Rüstungsexporte:Kein kompletter Stopp deutscher Rüstungsexporte für die Türkei

Deutsche Rüstungsexporte steuern auf Rekordmarke zu

Drei Kampfpanzer der Bundeswehr bei einer Übung im Gelände. Dieses Jahr hat die Türkei bereits Kriegswaffen für 250,4 Millionen Euro aus Deutschland erhalten.

(Foto: dpa)
  • Es wird keinen kompletten Stopp der Rüstungsexporte für die Türkei geben. Das stellte das Wirtschaftministerium am Freitag schriftlich klar.
  • Am Donnerstag hatte Bundeskanzlerin Angela Merkel (CDU) verkündet, dass die Bundesregierung unter den jetzigen Bedingungen "keine Waffen an die Türkei liefern" werde. Das sorgte für Spekulationen um einen vollständigen Stopp.
  • In den ersten acht Monaten dieses Jahres hat die Türkei bereits Kriegswaffen für 250,4 Millionen Euro aus Deutschland erhalten.

Der deutsche Rüstungsexportstopp für die Türkei wegen der Syrien-Offensive gilt weiterhin nur für Waffen und andere militärische Güter, die in dem Konflikt eingesetzt werden können. Die Bundesregierung erteile "keine neuen Genehmigungen" mehr für solche Waren, stellte das Wirtschaftsministerium in einer schriftlichen Antwort auf eine Anfrage des Linken-Außenpolitikers Stefan Liebich klar. Die Betonung liegt auf dem Wort "neuen": Bereits genehmigte Lieferungen sind nicht betroffen.

Die Regierungserklärung im Bundestag von Bundeskanzlerin Angela Merkel (CDU) am Donnerstag hatte man noch anders verstehen können. Dort sagte sie, die türkische Militäroperation gegen die Kurdenmiliz YPG führe zu einem "humanitären Drama" mit großen geopolitischen Folgen. "Und deshalb wird die Bundesregierung unter den jetzigen Bedingungen auch keine Waffen an die Türkei liefern." Das hatte zu Spekulationen geführt, es könne sich doch um einen kompletten Rüstungsexportstopp wie gegen Saudi-Arabien handeln.
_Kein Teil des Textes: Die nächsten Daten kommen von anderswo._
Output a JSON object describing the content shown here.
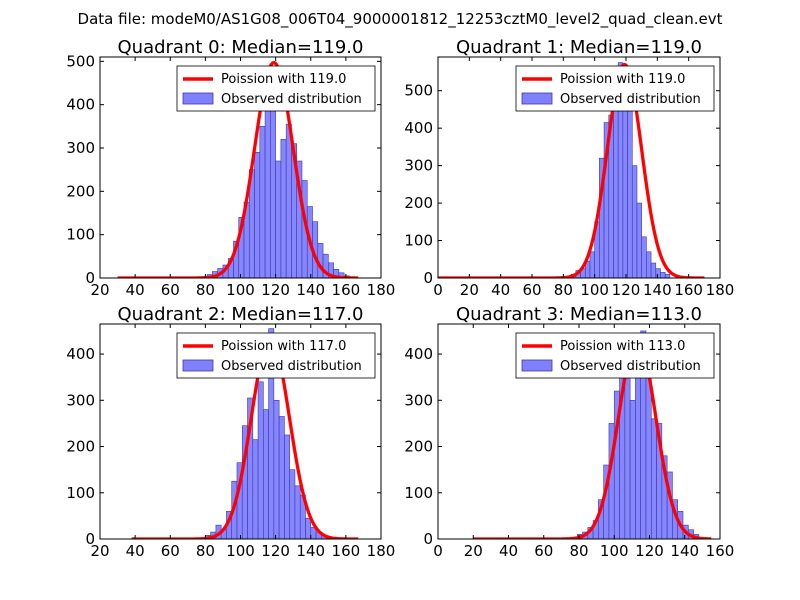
{
  "figure_title": "Data file: modeM0/AS1G08_006T04_9000001812_12253cztM0_level2_quad_clean.evt",
  "colors": {
    "fit_line": "#ff0000",
    "hist_fill": "#8080ff",
    "hist_edge": "#3a3aa8"
  },
  "chart_data": [
    {
      "type": "bar",
      "title": "Quadrant 0: Median=119.0",
      "legend": {
        "line": "Poission with 119.0",
        "hist": "Observed distribution",
        "position": "top-right"
      },
      "xlim": [
        20,
        180
      ],
      "ylim": [
        0,
        510
      ],
      "xticks": [
        20,
        40,
        60,
        80,
        100,
        120,
        140,
        160,
        180
      ],
      "yticks": [
        0,
        100,
        200,
        300,
        400,
        500
      ],
      "fit": {
        "mean": 119,
        "peak": 497,
        "x_range": [
          30,
          167
        ]
      },
      "hist": {
        "start": 81,
        "width": 3,
        "values": [
          8,
          15,
          22,
          30,
          45,
          85,
          140,
          175,
          250,
          290,
          350,
          425,
          400,
          270,
          320,
          355,
          310,
          270,
          225,
          165,
          130,
          80,
          55,
          35,
          20,
          12,
          5,
          3
        ]
      }
    },
    {
      "type": "bar",
      "title": "Quadrant 1: Median=119.0",
      "legend": {
        "line": "Poission with 119.0",
        "hist": "Observed distribution",
        "position": "top-right"
      },
      "xlim": [
        0,
        180
      ],
      "ylim": [
        0,
        590
      ],
      "xticks": [
        0,
        20,
        40,
        60,
        80,
        100,
        120,
        140,
        160,
        180
      ],
      "yticks": [
        0,
        100,
        200,
        300,
        400,
        500
      ],
      "fit": {
        "mean": 119,
        "peak": 570,
        "x_range": [
          0,
          170
        ]
      },
      "hist": {
        "start": 85,
        "width": 3,
        "values": [
          10,
          20,
          25,
          45,
          70,
          150,
          320,
          415,
          435,
          500,
          575,
          450,
          550,
          300,
          200,
          110,
          70,
          40,
          25,
          15,
          10
        ]
      }
    },
    {
      "type": "bar",
      "title": "Quadrant 2: Median=117.0",
      "legend": {
        "line": "Poission with 117.0",
        "hist": "Observed distribution",
        "position": "top-right"
      },
      "xlim": [
        20,
        180
      ],
      "ylim": [
        0,
        465
      ],
      "xticks": [
        20,
        40,
        60,
        80,
        100,
        120,
        140,
        160,
        180
      ],
      "yticks": [
        0,
        100,
        200,
        300,
        400
      ],
      "fit": {
        "mean": 117,
        "peak": 435,
        "x_range": [
          38,
          167
        ]
      },
      "hist": {
        "start": 80,
        "width": 3,
        "values": [
          8,
          15,
          30,
          20,
          60,
          125,
          165,
          245,
          305,
          215,
          340,
          280,
          455,
          300,
          265,
          225,
          150,
          115,
          95,
          45,
          25,
          15,
          8,
          5,
          3
        ]
      }
    },
    {
      "type": "bar",
      "title": "Quadrant 3: Median=113.0",
      "legend": {
        "line": "Poission with 113.0",
        "hist": "Observed distribution",
        "position": "top-right"
      },
      "xlim": [
        0,
        160
      ],
      "ylim": [
        0,
        465
      ],
      "xticks": [
        0,
        20,
        40,
        60,
        80,
        100,
        120,
        140,
        160
      ],
      "yticks": [
        0,
        100,
        200,
        300,
        400
      ],
      "fit": {
        "mean": 113,
        "peak": 433,
        "x_range": [
          20,
          155
        ]
      },
      "hist": {
        "start": 79,
        "width": 3,
        "values": [
          10,
          15,
          25,
          40,
          85,
          160,
          250,
          320,
          380,
          430,
          300,
          430,
          450,
          400,
          260,
          250,
          180,
          145,
          85,
          60,
          30,
          20,
          10
        ]
      }
    }
  ]
}
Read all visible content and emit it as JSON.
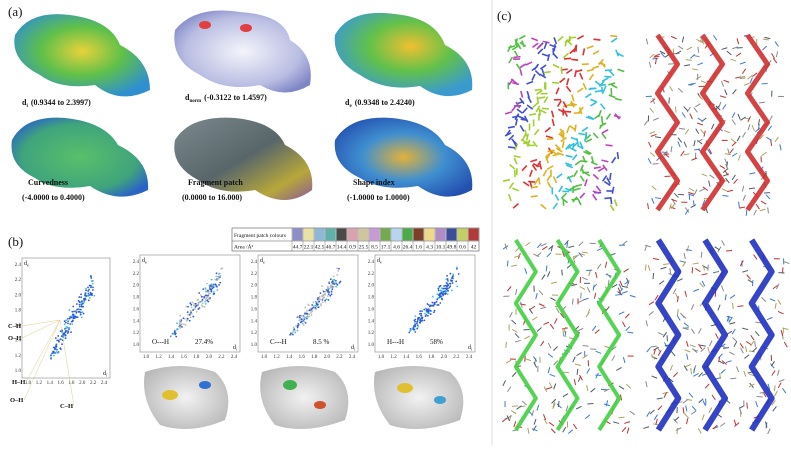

Die Türkei hatte am 9. Oktober im Norden Syriens eine Offensive gegen die Kurdenmiliz YPG gestartet, die von ihr als Terrororganisation angesehen wird. Ankara begründet den Einsatz mit dem Recht auf Selbstverteidigung. Die Waffenruhe, die zuletzt in der Region verkündet wurde, hält nicht überall.

"Es ist unsere Verpflichtung, den Krieg gegen die Kurden zu stoppen"

Staatssekretär Ulrich Nußbaum aus dem für Exportkontrolle zuständigen Wirtschaftsministerium schreibt nun in seiner Antwort: "Die Bundesregierung erteilt keine neuen Genehmigungen für Rüstungsgüter, die durch die Türkei in Syrien eingesetzt werden könnten." So hatte es auch Bundesaußenminister Heiko Maas (SPD) gesagt, als er vor einer Woche den Exportstopp verkündete. Die Antwort des Wirtschaftsministeriums wurde am Freitag veröffentlicht, also nach der Verkündung der Waffenruhe für Nordsyrien.

Liebich wirft der Kanzlerin nun vor, die Öffentlichkeit getäuscht zu haben. "Dass selbst nach einem klaren Bruch des Völkerrechts die Waffenlieferungen weitergehen, ist eine Schande. Deutschland macht sich an den Toten und Verletzten im Norden Syriens weiter mit schuldig." Am Samstag forderte auch Linken-Chef Bernd Riexinger einen Stopp aller Rüstungsexporte in die Türkei. "Alle Waffenexporte an die Türkei müssen sofort gestoppt werden, bereits erteilte Genehmigungen müssen rückgängig gemacht werden", sagte der Bundesvorsitzende beim Landesparteitag der Hamburger Linken. "Es ist unsere Verpflichtung, den Krieg gegen die Kurden zu stoppen."

Im vergangenen Jahr machten die Lieferungen an die Türkei mit 242,8 Millionen Euro fast ein Drittel aller deutschen Kriegswaffenexporte (770,8 Millionen Euro) aus. Damit war das von Präsident Recep Tayyip Erdoğan regierte Land klar die Nummer eins unter den Empfängern deutscher Rüstungsgüter. In den ersten acht Monaten dieses Jahres hat die Türkei bereits Kriegswaffen für 250,4 Millionen Euro aus Deutschland erhalten.